Lara Belmont, as Jessie, has the perfect mix of really interesting beauty (as opposed to simply glamour), vulnerability and strength that her character needs, and Freddie Cunliffe has the nervous smile, the awkwardness and what looks like a totally believable potential for trouble that immediately brings Tom alive for me.
It’s funny to think that, like a fabricated Hollywood publicity story, Lara has actually been found by our casting director walking through Portobello Market in London, and Freddie turned up to an open casting only because his friend wanted to play the role of Tom – Freddie merely thought he might get a day’s work as an extra.
Aside from the fact that Lara and Freddie look so good individually, I am encouraged by how believable they are as brother and sister – and how complete they look with Ray and Tilda as a family. At one point in the screen test, Ray tousles Freddie’s hair (and looks as if he might clip his ear, should it become necessary) and Lara makes a joke, then they all gather together – and I can see that the War Zone family I first imagined back in 1983, when I was about to become a parent myself and first outlined the book, has become a flesh and blood reality.
I call Tim and Dixie at home, to tell them how happy I am with the screen tests. Tim seems relieved. There are only a couple of weeks now before I fly to England to meet the cast and crew, and go down to Devon to look at our locations. Our start date for the film is Monday, March 2nd. It’s finally happening!
Friday February 20, 1998
I fly into London early this morning, tired after the long haul from Los Angeles. I never sleep well on planes.
I go straight to Dixie’s flat in Hampstead, where I’m staying. I take a bath, then make it back into the West End just in time for The War Zone production meeting/pre-shoot cast and crew party at the Berkeley Square Cafe.
I feel somewhat jetlagged and slightly dazed as I sit listening to various members of the production discuss their needs and expectations. With Lara and Freddie in mind, Tim and Dixie have deliberately assembled a crew who are as friendly and positive as possible – in Tim’s words, people the kids would want to hug, if necessary.

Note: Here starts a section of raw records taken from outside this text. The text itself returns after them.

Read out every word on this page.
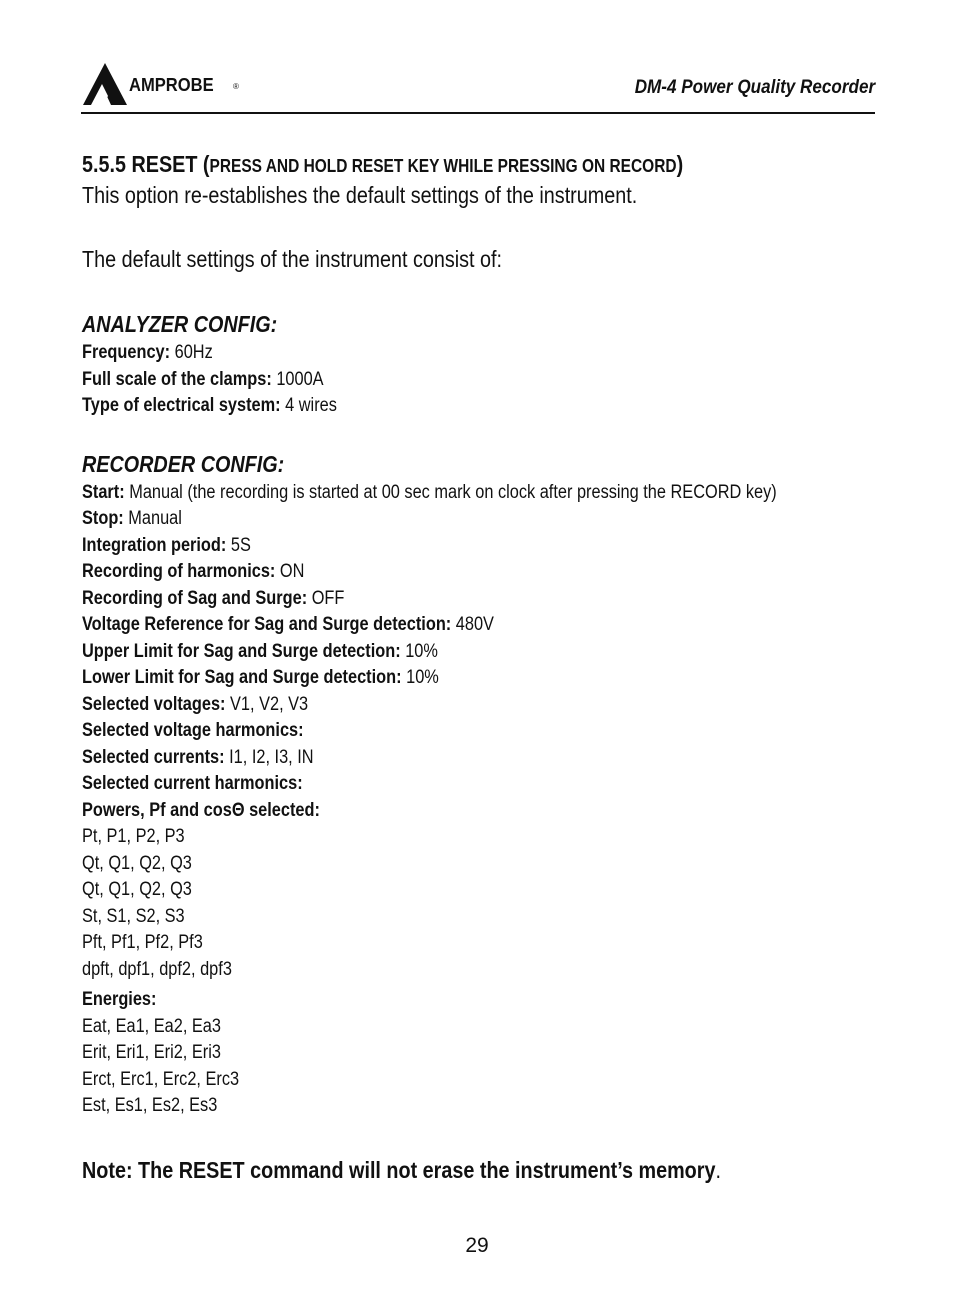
AMPROBE ®	DM-4 Power Quality Recorder
5.5.5 RESET (PRESS AND HOLD RESET KEY WHILE PRESSING ON RECORD)
This option re-establishes the default settings of the instrument.
The default settings of the instrument consist of:
ANALYZER CONFIG:
Frequency: 60Hz
Full scale of the clamps: 1000A
Type of electrical system: 4 wires
RECORDER CONFIG:
Start: Manual (the recording is started at 00 sec mark on clock after pressing the RECORD key)
Stop: Manual
Integration period: 5S
Recording of harmonics: ON
Recording of Sag and Surge: OFF
Voltage Reference for Sag and Surge detection: 480V
Upper Limit for Sag and Surge detection: 10%
Lower Limit for Sag and Surge detection: 10%
Selected voltages: V1, V2, V3
Selected voltage harmonics:
Selected currents: I1, I2, I3, IN
Selected current harmonics:
Powers, Pf and cosΘ selected:
Pt, P1, P2, P3
Qt, Q1, Q2, Q3
Qt, Q1, Q2, Q3
St, S1, S2, S3
Pft, Pf1, Pf2, Pf3
dpft, dpf1, dpf2, dpf3
Energies:
Eat, Ea1, Ea2, Ea3
Erit, Eri1, Eri2, Eri3
Erct, Erc1, Erc2, Erc3
Est, Es1, Es2, Es3
Note: The RESET command will not erase the instrument’s memory.
29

This is a difficult subject to deal with, so we want the process of making the film to be at least bearable, and at best a memorable experience for all involved. Most of the crew has made a huge effort to work on the film and feels it’s an important subject that needs to be addressed. Lara and Freddie’s parents have read the script and are aware of what’s involved, as are Lara and Freddie themselves. The last thing any of us wants is for the production to scar the kids in any way.

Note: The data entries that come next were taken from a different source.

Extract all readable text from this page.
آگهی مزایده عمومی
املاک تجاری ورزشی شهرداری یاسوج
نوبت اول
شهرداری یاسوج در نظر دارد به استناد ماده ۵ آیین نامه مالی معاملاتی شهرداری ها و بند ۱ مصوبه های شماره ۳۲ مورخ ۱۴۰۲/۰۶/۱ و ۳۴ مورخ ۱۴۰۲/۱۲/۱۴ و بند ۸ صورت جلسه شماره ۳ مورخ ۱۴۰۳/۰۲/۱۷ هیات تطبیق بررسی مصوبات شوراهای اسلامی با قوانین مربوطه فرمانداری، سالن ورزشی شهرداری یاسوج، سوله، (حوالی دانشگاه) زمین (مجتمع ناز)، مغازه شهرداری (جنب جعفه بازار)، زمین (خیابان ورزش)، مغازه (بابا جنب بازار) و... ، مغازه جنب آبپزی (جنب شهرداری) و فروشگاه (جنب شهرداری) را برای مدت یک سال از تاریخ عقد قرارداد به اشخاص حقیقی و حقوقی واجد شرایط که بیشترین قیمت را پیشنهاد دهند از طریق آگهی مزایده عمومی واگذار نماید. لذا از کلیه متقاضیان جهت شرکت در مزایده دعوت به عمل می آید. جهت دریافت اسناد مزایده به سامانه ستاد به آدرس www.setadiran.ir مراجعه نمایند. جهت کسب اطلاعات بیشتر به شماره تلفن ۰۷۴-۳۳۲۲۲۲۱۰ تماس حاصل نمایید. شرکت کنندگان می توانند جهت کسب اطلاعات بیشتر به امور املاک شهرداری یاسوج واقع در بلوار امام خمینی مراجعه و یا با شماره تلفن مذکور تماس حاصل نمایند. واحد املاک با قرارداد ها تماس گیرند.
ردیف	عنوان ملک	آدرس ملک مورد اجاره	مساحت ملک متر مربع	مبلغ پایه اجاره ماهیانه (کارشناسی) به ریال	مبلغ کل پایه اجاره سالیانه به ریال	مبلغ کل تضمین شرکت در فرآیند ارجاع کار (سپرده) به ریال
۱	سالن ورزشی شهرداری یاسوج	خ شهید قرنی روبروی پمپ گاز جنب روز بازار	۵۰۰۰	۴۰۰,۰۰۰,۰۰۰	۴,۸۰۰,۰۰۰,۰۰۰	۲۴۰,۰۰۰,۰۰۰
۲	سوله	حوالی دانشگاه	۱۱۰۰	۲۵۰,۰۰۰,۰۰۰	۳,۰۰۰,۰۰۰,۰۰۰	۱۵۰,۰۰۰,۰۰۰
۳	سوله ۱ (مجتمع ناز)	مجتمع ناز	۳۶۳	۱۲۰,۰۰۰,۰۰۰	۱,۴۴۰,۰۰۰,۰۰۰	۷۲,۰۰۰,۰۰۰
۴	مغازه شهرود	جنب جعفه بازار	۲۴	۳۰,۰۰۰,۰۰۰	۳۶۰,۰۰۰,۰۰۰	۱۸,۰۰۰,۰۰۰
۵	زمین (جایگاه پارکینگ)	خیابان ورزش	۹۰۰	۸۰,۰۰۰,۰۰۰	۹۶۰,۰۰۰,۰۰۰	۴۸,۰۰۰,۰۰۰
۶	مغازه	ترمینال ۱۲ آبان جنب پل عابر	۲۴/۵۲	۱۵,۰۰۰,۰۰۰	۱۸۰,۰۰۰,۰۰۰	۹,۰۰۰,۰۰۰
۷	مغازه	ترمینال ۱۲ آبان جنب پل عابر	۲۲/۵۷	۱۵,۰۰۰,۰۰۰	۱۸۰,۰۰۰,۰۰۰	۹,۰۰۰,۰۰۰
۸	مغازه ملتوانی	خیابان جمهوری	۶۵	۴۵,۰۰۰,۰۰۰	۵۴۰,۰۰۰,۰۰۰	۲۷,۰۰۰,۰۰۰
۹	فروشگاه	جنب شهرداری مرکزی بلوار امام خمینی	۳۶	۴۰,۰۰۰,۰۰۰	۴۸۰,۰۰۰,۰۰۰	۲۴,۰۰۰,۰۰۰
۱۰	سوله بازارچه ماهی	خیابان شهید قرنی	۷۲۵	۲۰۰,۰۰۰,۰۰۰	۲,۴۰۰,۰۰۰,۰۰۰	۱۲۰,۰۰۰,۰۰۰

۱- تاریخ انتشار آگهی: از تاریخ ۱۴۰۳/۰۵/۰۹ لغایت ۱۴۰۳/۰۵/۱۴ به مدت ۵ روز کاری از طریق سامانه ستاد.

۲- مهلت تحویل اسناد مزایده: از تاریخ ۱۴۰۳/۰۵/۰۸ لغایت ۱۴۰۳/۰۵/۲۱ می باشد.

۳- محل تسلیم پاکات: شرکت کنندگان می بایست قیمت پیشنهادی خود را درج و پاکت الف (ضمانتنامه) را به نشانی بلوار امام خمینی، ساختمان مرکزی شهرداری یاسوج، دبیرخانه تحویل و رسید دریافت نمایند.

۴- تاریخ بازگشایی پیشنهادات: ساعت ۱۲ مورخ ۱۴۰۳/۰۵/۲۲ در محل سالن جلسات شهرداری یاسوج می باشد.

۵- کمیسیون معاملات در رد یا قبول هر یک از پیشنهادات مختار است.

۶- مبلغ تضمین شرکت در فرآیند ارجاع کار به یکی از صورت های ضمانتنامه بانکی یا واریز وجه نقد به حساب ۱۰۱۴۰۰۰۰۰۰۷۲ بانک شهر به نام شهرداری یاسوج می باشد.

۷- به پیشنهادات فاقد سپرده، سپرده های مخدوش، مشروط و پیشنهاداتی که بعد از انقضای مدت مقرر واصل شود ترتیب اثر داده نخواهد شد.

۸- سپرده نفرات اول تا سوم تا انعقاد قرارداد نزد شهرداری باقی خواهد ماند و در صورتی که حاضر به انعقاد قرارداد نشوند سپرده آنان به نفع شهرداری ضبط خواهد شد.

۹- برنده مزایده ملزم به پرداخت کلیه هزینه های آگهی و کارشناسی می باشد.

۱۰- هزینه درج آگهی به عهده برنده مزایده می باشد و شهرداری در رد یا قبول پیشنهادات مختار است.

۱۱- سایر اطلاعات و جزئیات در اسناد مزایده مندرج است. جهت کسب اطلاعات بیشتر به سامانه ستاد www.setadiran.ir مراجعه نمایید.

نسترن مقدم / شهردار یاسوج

After some words of encouragement from Tim the meeting breaks up and the party begins. Christine and Christine, two friends of mine who have a chocolate shop in Brighton, have made a special War Zone cake for the occasion. I am introduced to everyone, but after a while the faces and identities start to melt into a jet-lagged blur.
Tilda and Freddie aren’t there, but I am especially interested to meet Ray and Lara. Ray is instantly likeable, a big man with a nononsense East London accent and a face you could love or fear in about equal measure. I sense him sizing me up, deciding whether I’m all right, and I reckon I’ve passed the test when he calls me ‘Al.’
Lara is simply beautiful – slight, deceptively vulnerable at first, aware of all the difficulties the film might raise, but at the same time confident and excited. She has a great laugh – more than anything, I remember her laughing at the party. I have a very encouraging conversation with her younger sister, who has read the script, too, and thinks it important that Lara does it.
I meet Kate Ashfield, who will play Lucy, a local Devon girl who cleans house for the family, and who must suggest the subtlest sense that something is wrong, while also dealing with Tom’s teenage crush on her. And I talk to Aisling O’Sullivan, the Irish actress who has the highly challenging role of Carol, Jessie’s London friend and mentor.